Here’s what company leaders can do to create a culture that considers the mental health of employees:
- Check In Before Employees Check Out: what are you doing to encourage interaction, outside of the day-to-day meetings and obligations? How do you invest in self-care, wellness and wellbeing initiatives for your remote employees? When people aren’t in the office, it may feel like your options are limited. But mental health initiatives don’t have to be quarantined. Consider creating (or accessing) thought leadership via videos and webinars, focused on self care, so that employees can beat back burnout.Virtual workshops and wellness classes are one way to set important priorities for your organization.
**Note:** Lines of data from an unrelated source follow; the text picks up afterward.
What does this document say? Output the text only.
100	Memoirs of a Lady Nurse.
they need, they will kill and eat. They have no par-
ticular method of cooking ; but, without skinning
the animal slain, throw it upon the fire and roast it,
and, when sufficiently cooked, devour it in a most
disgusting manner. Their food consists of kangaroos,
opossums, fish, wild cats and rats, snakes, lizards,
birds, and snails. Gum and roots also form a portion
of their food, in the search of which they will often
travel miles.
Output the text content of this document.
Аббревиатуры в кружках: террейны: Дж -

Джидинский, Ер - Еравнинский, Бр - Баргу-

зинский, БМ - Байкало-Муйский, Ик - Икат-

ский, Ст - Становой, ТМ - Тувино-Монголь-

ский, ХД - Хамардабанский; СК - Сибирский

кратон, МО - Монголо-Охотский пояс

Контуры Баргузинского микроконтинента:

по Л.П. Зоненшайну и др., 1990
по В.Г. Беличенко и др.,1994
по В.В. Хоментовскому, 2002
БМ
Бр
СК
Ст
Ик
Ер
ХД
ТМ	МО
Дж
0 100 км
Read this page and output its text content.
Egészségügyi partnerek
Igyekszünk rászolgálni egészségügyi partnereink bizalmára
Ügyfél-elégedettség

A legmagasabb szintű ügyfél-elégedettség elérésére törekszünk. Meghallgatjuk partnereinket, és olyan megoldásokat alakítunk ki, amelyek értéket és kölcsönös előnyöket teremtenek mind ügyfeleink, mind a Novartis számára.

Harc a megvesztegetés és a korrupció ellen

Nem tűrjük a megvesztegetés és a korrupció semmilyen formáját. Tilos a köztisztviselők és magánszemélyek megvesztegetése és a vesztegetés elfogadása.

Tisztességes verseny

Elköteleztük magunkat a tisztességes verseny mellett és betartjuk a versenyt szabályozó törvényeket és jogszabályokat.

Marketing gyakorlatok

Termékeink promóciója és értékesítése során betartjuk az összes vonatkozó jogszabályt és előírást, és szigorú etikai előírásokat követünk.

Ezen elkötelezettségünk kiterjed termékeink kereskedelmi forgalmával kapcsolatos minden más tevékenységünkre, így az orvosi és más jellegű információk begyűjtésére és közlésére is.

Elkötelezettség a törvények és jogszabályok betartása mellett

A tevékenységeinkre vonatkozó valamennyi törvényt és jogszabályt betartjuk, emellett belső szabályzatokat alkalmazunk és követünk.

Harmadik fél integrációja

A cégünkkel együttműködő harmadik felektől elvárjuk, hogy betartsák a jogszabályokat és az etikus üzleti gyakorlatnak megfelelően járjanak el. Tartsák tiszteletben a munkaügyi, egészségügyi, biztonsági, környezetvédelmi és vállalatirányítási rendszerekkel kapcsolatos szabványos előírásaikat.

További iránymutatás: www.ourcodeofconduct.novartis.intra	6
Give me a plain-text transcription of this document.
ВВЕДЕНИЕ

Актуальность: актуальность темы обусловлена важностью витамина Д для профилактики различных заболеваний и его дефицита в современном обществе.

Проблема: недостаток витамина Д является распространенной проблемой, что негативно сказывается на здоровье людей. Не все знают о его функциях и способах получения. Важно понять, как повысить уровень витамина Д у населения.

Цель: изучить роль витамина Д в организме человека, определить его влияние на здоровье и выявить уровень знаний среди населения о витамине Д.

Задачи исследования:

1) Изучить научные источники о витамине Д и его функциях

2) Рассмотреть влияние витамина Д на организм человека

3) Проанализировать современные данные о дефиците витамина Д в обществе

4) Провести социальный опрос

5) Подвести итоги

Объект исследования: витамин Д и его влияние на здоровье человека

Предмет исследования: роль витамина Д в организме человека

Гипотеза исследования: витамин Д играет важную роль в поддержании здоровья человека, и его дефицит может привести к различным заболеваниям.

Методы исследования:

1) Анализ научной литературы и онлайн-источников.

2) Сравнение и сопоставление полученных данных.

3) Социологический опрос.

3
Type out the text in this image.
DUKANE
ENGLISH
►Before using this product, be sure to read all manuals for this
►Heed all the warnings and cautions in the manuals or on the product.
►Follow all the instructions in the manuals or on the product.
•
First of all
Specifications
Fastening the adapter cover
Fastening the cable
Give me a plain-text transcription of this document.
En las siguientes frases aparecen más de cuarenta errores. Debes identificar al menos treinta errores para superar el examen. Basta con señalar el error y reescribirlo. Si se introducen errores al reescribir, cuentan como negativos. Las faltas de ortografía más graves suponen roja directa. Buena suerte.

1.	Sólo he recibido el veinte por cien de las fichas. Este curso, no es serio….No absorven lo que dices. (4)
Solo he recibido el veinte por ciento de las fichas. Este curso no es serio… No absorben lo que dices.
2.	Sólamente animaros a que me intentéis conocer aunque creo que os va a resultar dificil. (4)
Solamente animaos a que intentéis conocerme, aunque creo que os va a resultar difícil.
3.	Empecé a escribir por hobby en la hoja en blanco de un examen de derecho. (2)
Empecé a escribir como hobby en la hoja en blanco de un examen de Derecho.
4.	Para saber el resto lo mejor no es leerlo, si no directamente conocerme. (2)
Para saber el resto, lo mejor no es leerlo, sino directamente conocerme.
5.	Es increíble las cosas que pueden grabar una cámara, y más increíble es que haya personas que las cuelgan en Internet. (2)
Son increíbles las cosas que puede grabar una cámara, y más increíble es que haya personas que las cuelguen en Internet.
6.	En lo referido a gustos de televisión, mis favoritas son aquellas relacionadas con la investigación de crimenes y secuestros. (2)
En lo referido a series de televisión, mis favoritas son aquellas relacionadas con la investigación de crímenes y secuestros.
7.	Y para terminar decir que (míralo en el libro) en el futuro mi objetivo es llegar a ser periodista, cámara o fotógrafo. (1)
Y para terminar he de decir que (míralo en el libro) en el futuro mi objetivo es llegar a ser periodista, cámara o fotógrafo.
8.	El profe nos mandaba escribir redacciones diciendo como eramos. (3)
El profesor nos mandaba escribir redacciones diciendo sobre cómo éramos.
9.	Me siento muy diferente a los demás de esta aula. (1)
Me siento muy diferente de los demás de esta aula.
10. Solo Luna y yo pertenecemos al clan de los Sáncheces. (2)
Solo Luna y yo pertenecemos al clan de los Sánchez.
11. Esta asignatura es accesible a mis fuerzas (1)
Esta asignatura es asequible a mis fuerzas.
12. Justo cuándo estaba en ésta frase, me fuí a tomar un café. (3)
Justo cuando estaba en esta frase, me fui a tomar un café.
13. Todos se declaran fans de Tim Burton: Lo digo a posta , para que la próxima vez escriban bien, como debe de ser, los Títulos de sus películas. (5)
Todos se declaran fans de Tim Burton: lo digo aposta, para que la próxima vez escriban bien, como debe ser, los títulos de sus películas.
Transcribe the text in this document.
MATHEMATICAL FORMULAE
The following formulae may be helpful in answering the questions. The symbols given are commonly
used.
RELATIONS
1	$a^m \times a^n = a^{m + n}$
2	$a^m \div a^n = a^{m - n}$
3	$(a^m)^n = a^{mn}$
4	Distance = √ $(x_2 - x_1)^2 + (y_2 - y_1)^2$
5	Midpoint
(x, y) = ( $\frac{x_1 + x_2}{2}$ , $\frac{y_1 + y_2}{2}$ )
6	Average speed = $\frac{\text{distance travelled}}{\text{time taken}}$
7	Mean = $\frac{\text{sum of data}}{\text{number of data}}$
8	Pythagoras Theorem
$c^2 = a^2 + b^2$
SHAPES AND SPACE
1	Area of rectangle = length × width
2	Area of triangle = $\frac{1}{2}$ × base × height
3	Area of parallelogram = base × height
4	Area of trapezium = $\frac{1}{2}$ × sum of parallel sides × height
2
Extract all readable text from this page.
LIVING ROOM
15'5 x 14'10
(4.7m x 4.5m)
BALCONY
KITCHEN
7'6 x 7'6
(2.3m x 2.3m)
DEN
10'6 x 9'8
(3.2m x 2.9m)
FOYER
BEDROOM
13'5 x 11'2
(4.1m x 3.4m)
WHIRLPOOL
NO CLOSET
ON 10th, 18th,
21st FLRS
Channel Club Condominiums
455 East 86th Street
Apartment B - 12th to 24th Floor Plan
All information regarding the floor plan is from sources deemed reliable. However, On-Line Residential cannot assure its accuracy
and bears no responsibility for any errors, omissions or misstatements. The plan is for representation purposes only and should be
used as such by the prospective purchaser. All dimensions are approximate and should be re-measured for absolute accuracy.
- Cover Me, I’m Working from Home: does your organization include benefits for therapy/counseling? How about providing one on one coaching for leaders, managers and supervisors? You may be wondering why coaching is such a powerful business tool, when it comes to self-care, stress management and mental clarity. Consider that an NFL football team has 53 players on the roster, and (on average) 21 coaches on staff. Why do these teams have a player to coach ratio of less than 3 to 1? Because they want to win. They want to know what to do to prevent a fumble or a bad tackle or a penalty before it happens – that’s the value of coaching. There’s value in learning to cope with anxiety, stress and other issues from a therapeutic standpoint, to be sure. The question is: when do you want to deal with anxiety – before or after it happens?
- Flex Past Stress: Flexible schedules are actually one of the benefits of working from home. Unfortunately, the work day has gotten longer. More meetings, not less, are driving zoom fatigue and pulling workers in multiple directions. Obligations are on the rise: are you keeping your cool around home school? A joint study by Harvard and NYU analyzed over 3 million responses since the coronavirus began. On average, the workday is nearly an hour longer because of the pandemic. How is your organization providing flexibility for scheduling, to help cope with the increase in meetings, emails and obligations? The misunderstanding around flex time is one held by most micromanagers, and it’s this: monitoring the journey is the only way to control the outcome. What happens when owning the outcome is the employee’s responsibility? Smart companies are flexing new ideas around ownership, responsibility, time management – and outcomes. How flexible is your organization?
People and teams can achieve surprising results, even when working from home. But the uncertainties of this virus have created spikes in anxiety, stress and mental health issues. The side effects of the virus, even for those who haven’t been infected, cannot be denied. Because we’re all dealing with added stress levels, whether we admit it or not.
Adaptation is the only way forward. The companies and leaders that succeed, both now an in the future, will adapt to a deeper understanding of the human condition. Leaders must be clear: these days aren’t like any others that have gone before. Knowledge workers need to care for the mind as well as the body – because a healthy workforce is a productive workforce. That means a new approach to mental health is the key to your company’s vitality, impact and success. How is your organization going to adapt?